Support Vector Classification (SVC) is a machine learning algorithm used for binary and multi-class classification tasks. In this example, I’ll provide a step-by-step guide for implementing Support Vector Classification in Python using Scikit-Learn:
Step 1: Import Libraries
import numpy as np
import matplotlib.pyplot as plt
from sklearn.model_selection import train_test_split
from sklearn.svm import SVC
from sklearn.metrics import classification_report, confusion_matrix
Step 2: Prepare Your Data
Ensure your dataset contains features (X) and the corresponding target labels (y). Make sure your data is in a NumPy array or a DataFrame.
Step 3: Split Data into Training and Testing Sets
Split your data into training and testing sets to evaluate the model’s performance.
X_train, X_test, y_train, y_test = train_test_split(X, y, test_size=0.2, random_state=0)
Step 4: Create the Support Vector Classification Model
classifier = SVC(kernel='linear', C=1.0)
kernel
: You can choose different kernels like ‘linear,’ ‘poly,’ ‘rbf’ (Radial Basis Function), or ‘sigmoid’ based on your problem’s characteristics.C
: Regularization parameter, which controls the trade-off between maximizing the margin and minimizing classification error.

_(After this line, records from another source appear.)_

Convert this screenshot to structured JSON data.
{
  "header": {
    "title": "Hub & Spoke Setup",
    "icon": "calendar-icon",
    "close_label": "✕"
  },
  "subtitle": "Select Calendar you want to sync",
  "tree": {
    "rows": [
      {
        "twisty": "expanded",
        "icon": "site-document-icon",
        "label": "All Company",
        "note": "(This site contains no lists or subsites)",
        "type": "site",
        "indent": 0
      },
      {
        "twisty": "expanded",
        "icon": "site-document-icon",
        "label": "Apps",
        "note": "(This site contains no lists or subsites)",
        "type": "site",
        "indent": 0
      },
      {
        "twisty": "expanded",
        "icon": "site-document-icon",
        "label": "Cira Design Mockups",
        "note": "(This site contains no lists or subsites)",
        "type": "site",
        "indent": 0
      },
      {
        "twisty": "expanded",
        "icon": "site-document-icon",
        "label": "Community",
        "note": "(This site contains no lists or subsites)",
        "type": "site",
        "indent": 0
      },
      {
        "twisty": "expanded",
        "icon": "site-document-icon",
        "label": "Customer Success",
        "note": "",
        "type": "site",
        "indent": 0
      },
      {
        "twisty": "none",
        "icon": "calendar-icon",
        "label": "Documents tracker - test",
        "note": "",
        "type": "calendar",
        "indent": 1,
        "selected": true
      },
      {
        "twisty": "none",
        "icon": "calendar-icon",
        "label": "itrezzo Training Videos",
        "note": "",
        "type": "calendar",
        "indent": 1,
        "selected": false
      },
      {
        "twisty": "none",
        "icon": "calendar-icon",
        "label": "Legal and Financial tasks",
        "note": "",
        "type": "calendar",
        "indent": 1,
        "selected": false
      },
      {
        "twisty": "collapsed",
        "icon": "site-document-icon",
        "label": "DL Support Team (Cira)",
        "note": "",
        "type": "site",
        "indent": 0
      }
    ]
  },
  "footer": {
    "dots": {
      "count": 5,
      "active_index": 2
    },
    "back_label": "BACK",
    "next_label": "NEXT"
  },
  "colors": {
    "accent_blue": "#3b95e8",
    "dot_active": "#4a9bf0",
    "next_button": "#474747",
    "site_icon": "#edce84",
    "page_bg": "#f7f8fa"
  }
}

Step 5: Train the Support Vector Classification Model
classifier.fit(X_train, y_train)
Step 6: Make Predictions
y_pred = classifier.predict(X_test)
Step 7: Evaluate the Model
Evaluate the model’s performance using classification metrics such as accuracy, precision, recall, F1-score, and the confusion matrix.
from sklearn.metrics import accuracy_score, precision_score, recall_score, f1_score
accuracy = accuracy_score(y_test, y_pred)
precision = precision_score(y_test, y_pred)
recall = recall_score(y_test, y_pred)
f1 = f1_score(y_test, y_pred)
print(f'Accuracy: {accuracy}')
print(f'Precision: {precision}')
print(f'Recall: {recall}')
print(f'F1-Score: {f1}')
confusion = confusion_matrix(y_test, y_pred)
print('Confusion Matrix:')
print(confusion)
Step 8: Visualize Results (Optional)
Depending on the number of features in your dataset, you can visualize the decision boundary to understand how the Support Vector Classifier separates different classes.
# Example visualization for a two-feature dataset
plt.scatter(X_test[y_test == 0][:, 0], X_test[y_test == 0][:, 1], color='red', label='Class 0')
plt.scatter(X_test[y_test == 1][:, 0], X_test[y_test == 1][:, 1], color='blue', label='Class 1')
plt.xlabel('Feature 1')
plt.ylabel('Feature 2')
plt.title('Support Vector Classification (Linear Kernel)')
plt.legend()
plt.show()
Keep in mind that Support Vector Classification can also handle non-linear classification tasks using different kernel functions (e.g., ‘poly’ or ‘rbf’). You may need to tune hyperparameters and choose an appropriate kernel based on your specific problem.